What is CVE-2026-32106?

CVE-2026-32106 is a medium-severity vulnerability in Withstudiocms Studiocms, classified under Improper Privilege Management. CVSS score: 4.7/10. Published 2026-03-11.

How severe is CVE-2026-32106?

Medium severity. CVSS v3 base score is 4.7 out of 10.

Privilege escalation in Withstudiocms Studiocms

CVE-2026-32106

StudioCMS is a server-side-rendered, Astro native, headless content management system. Prior to 0.4.3, the REST API createUser endpoint uses string-based rank checks that only block creating owner accounts, while the Dashboard API uses ind…

Vulnerability class: Privilege Escalation

EPSS: 0.000 (7.3th percentile) — read the EPSS interpretation.

CVSS v3 metric

CVSS v3 base score 4.7 (Medium).

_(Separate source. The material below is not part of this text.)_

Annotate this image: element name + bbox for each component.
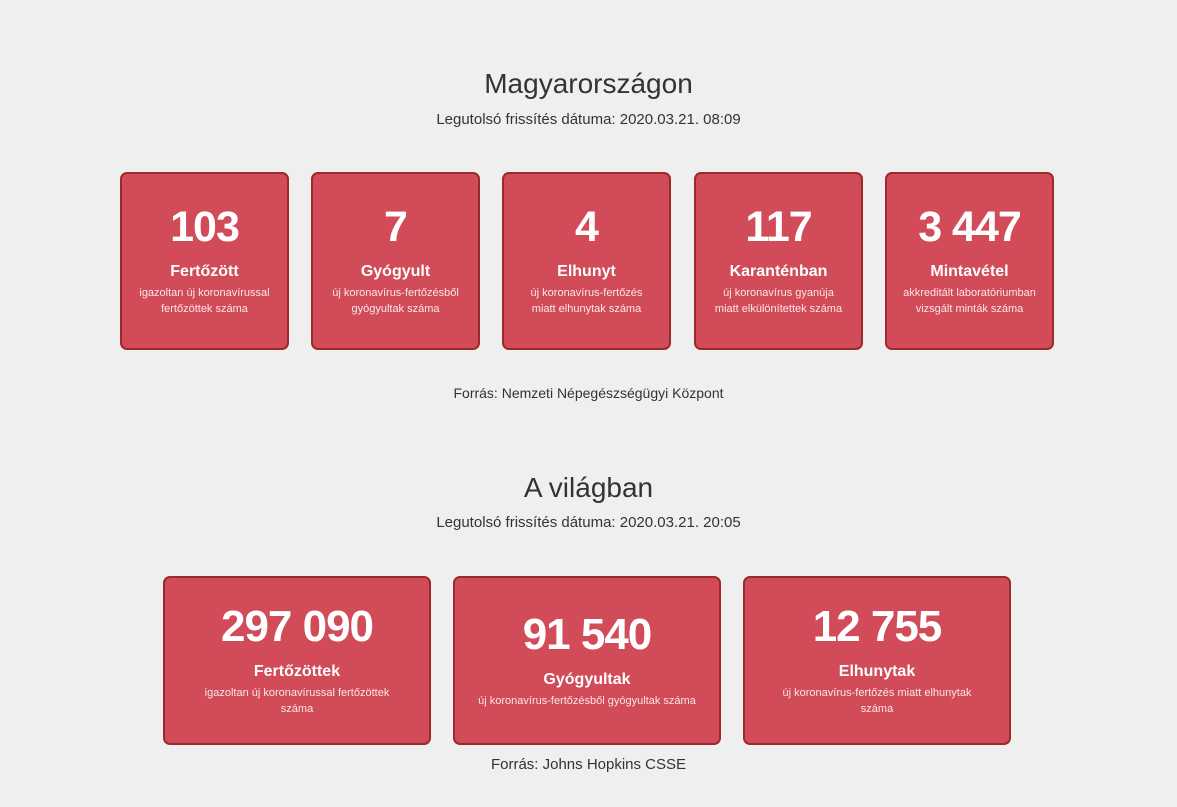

Vector: CVSS:3.1/AV:N/AC:L/PR:H/UI:N/S:U/C:L/I:L/A:L.

Affected products

Withstudiocms Studiocms — versions < 0.4.3

Weakness classification (CWE)

CWE-269 — Improper Privilege Management

References

https://github.com/withstudiocms/studiocms/security/advisories/GHSA-wj56-g96r-673q (x_refsource_CONFIRM)

Frequently asked questions

What is CVE-2026-32106?: CVE-2026-32106 is a medium-severity vulnerability in Withstudiocms Studiocms, classified under Improper Privilege Management. CVSS score: 4.7/10. Published 2026-03-11.
How severe is CVE-2026-32106?: Medium severity. CVSS v3 base score is 4.7 out of 10.